Unfortunately, as we filled in the application form for the pension I discovered that the husband had died 11 months and two weeks after his arrival in Australia. In other words, he had not lived the minimum 12 months in Australia required to qualify for the pension under the Agreement.
I confess that I felt the desire to be able to “play” with the application to help her obtain the more than deserved recompense for her loss and life but I knew full well that the application had to be accompanied by the required documentation and therefore this would not have been possible in any case. So I had the painful task of informing her that it was not possible to be able to present the application.
What struck me in particular was the expression on her face that still had the beauty of her youth. Her reaction was not only of extraordinary stoicism, surely the result of that extraordinary life, but also a unique dignity because, as she said, she always had her daughters as the best memory of her husband and their studies were undoubtedly the best homage that she could pay to his memory.
That night I slept little due to my thoughts.
I wish I could ask the Patronato to name this woman, if it is still possible. Sadly, even if the archives of thirty odd years ago still existed, only her name would appear with the simple annotation ”consultation” so I could not identify her in that way.
But it would not be right to leave this story without a happy ending. In this “Italiani nel mondo” (Italians in the world) column we have always tried to make people understand that the history of our migration is not made up of only cold statistics of how many people left and where they went.
Real history is made up of telling the true stories of these lives and to document them, both in success and in failure, because every life deserves to be told and to be part of our history.
For these reasons I would like to use this article to make a direct request to the Italian community of Adelaide though the new Comites, which has just come into its period of service to the community, and through the Comites to make a request to Dr. Adriano Stendardo, the current Consul for Italy in the city.
I ask them to make an appeal to our community in that city to find out if the woman is still alive or if we can identify her.
If we manage to find this family we want to ask them to write an article of the history of that tragic couple that we will send also send to the Museo Nazionale dell’Emigrazione Italiana (National Museum of Italian Migration) in Genoa to add to their archive so that their story will never be forgotten.
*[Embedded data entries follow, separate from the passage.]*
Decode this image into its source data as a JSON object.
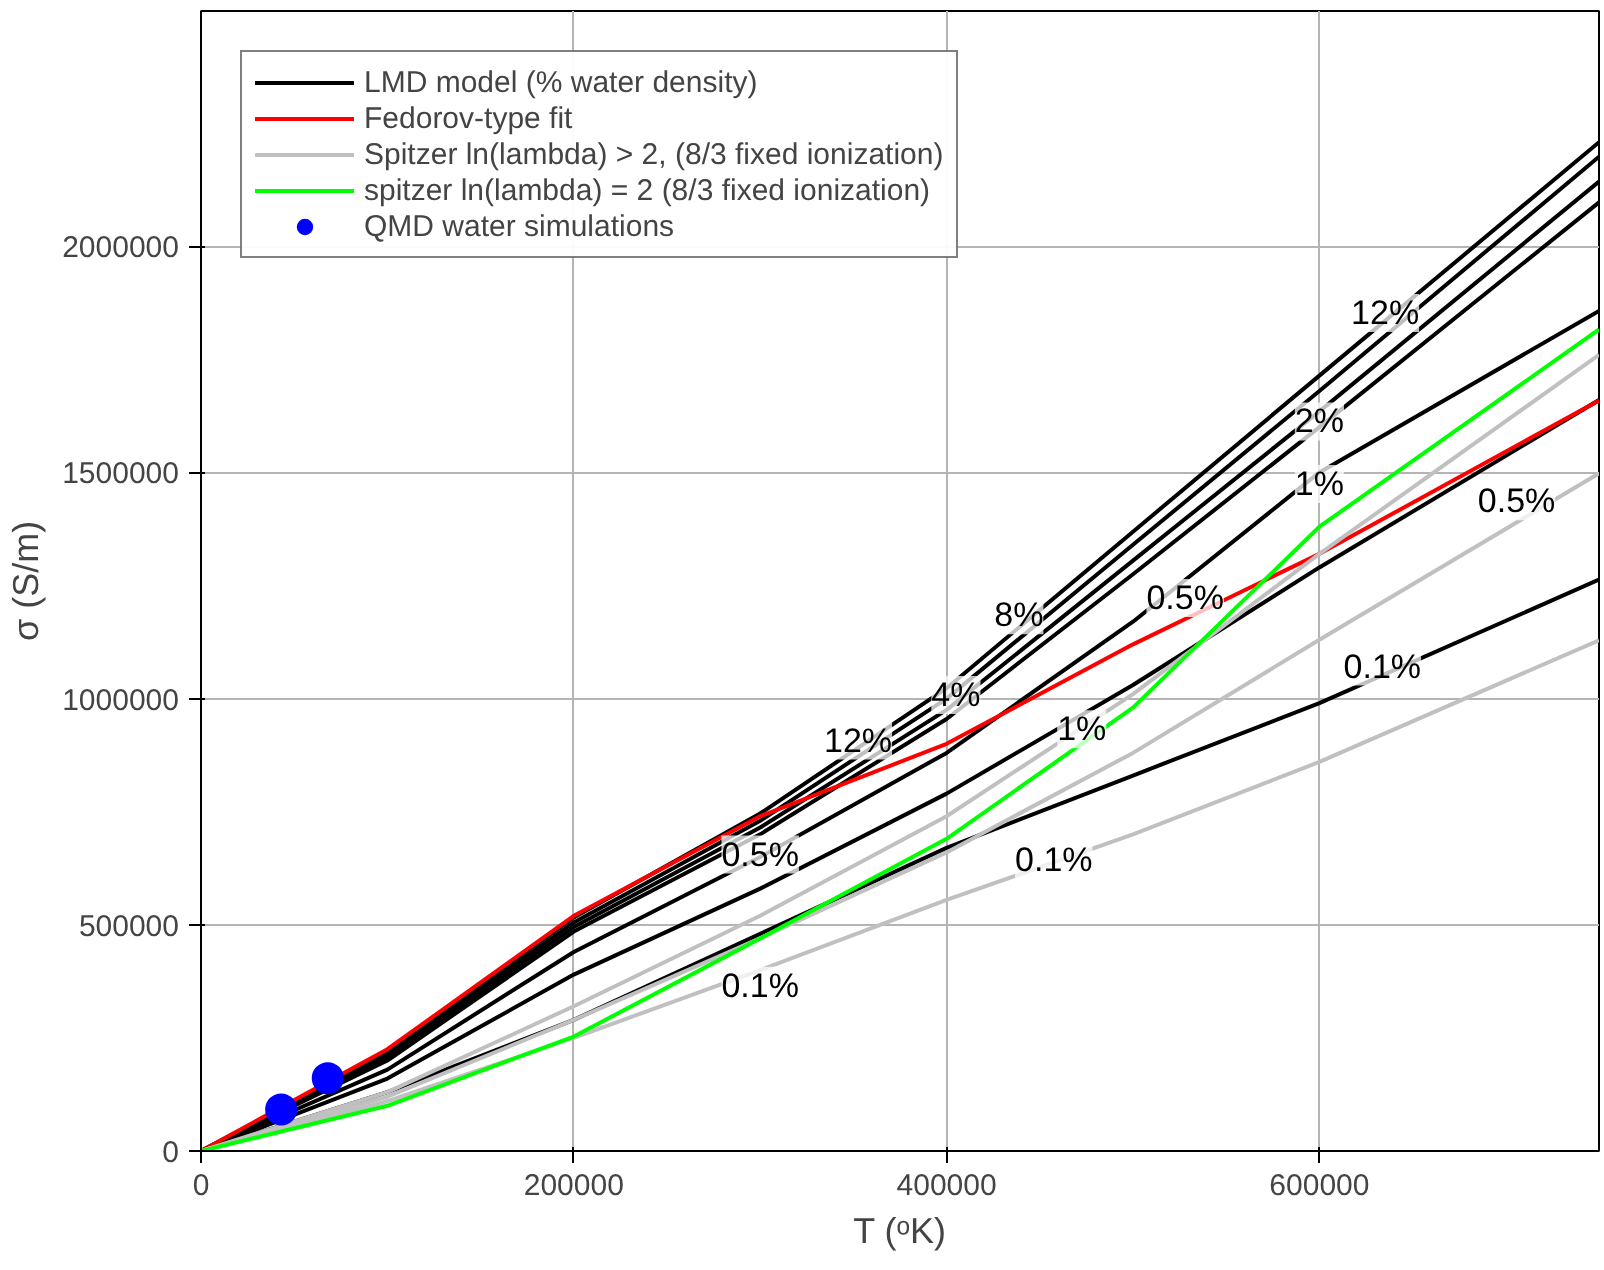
{
  "chart_data": {
    "type": "line",
    "xlabel": "T (ᵒK)",
    "ylabel": "σ (S/m)",
    "xlim": [
      0,
      750000
    ],
    "ylim": [
      0,
      2520000
    ],
    "xticks": [
      0,
      200000,
      400000,
      600000
    ],
    "yticks": [
      0,
      500000,
      1000000,
      1500000,
      2000000
    ],
    "grid": true,
    "legend": "top left",
    "line_style": "solid",
    "x": [
      0,
      100000,
      200000,
      300000,
      400000,
      500000,
      600000,
      750000
    ],
    "series": [
      {
        "name": "LMD model (% water density)",
        "color": "#000000",
        "values": [
          0,
          217000,
          516000,
          746000,
          1023000,
          1369000,
          1714000,
          2230000
        ]
      },
      {
        "color": "#000000",
        "values": [
          0,
          210000,
          505000,
          730000,
          1000000,
          1340000,
          1680000,
          2198000
        ]
      },
      {
        "color": "#000000",
        "values": [
          0,
          205000,
          495000,
          715000,
          975000,
          1305000,
          1635000,
          2143000
        ]
      },
      {
        "color": "#000000",
        "values": [
          0,
          200000,
          485000,
          700000,
          955000,
          1275000,
          1600000,
          2097000
        ]
      },
      {
        "color": "#000000",
        "values": [
          0,
          180000,
          440000,
          650000,
          880000,
          1170000,
          1500000,
          1857000
        ]
      },
      {
        "color": "#000000",
        "values": [
          0,
          160000,
          390000,
          580000,
          790000,
          1030000,
          1290000,
          1660000
        ]
      },
      {
        "color": "#000000",
        "values": [
          0,
          130000,
          290000,
          480000,
          670000,
          830000,
          990000,
          1263000
        ]
      },
      {
        "name": "Fedorov-type fit",
        "color": "#ff0000",
        "values": [
          0,
          225000,
          520000,
          740000,
          900000,
          1120000,
          1320000,
          1659000
        ]
      },
      {
        "name": "Spitzer ln(lambda) > 2, (8/3 fixed ionization)",
        "color": "#c0c0c0",
        "values": [
          0,
          130000,
          320000,
          520000,
          740000,
          1010000,
          1320000,
          1760000
        ]
      },
      {
        "color": "#c0c0c0",
        "values": [
          0,
          120000,
          290000,
          470000,
          660000,
          880000,
          1130000,
          1498000
        ]
      },
      {
        "color": "#c0c0c0",
        "values": [
          0,
          110000,
          250000,
          400000,
          555000,
          700000,
          860000,
          1129000
        ]
      },
      {
        "name": "spitzer ln(lambda) = 2 (8/3 fixed ionization)",
        "color": "#00ff00",
        "values": [
          0,
          100000,
          253000,
          470000,
          690000,
          980000,
          1380000,
          1816000
        ]
      },
      {
        "name": "QMD water simulations",
        "type": "scatter",
        "marker": "circle",
        "color": "#0000ff",
        "x": [
          43000,
          68000
        ],
        "values": [
          92000,
          161000
        ]
      }
    ],
    "annotations": [
      "12%",
      "2%",
      "1%",
      "0.1%",
      "8%",
      "4%",
      "12%",
      "0.5%",
      "0.1%",
      "0.5%",
      "0.5%",
      "0.1%",
      "1%"
    ]
  }
}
Furthermore, I would like to make an unusual request to our Consul. Too often honours are given to people who have given contributions to the community in some way. I would like to ask him, if the woman is still alive, to nominate her for an honour as a symbol of the struggle that many of our countrymen and women had to overcome to make a new life overseas.
And what better example can we give if not the life of this stoic widow who did not let tragedy prevent her from making true her and her husband’s dream for their children, which was the reason they migrated to Australia?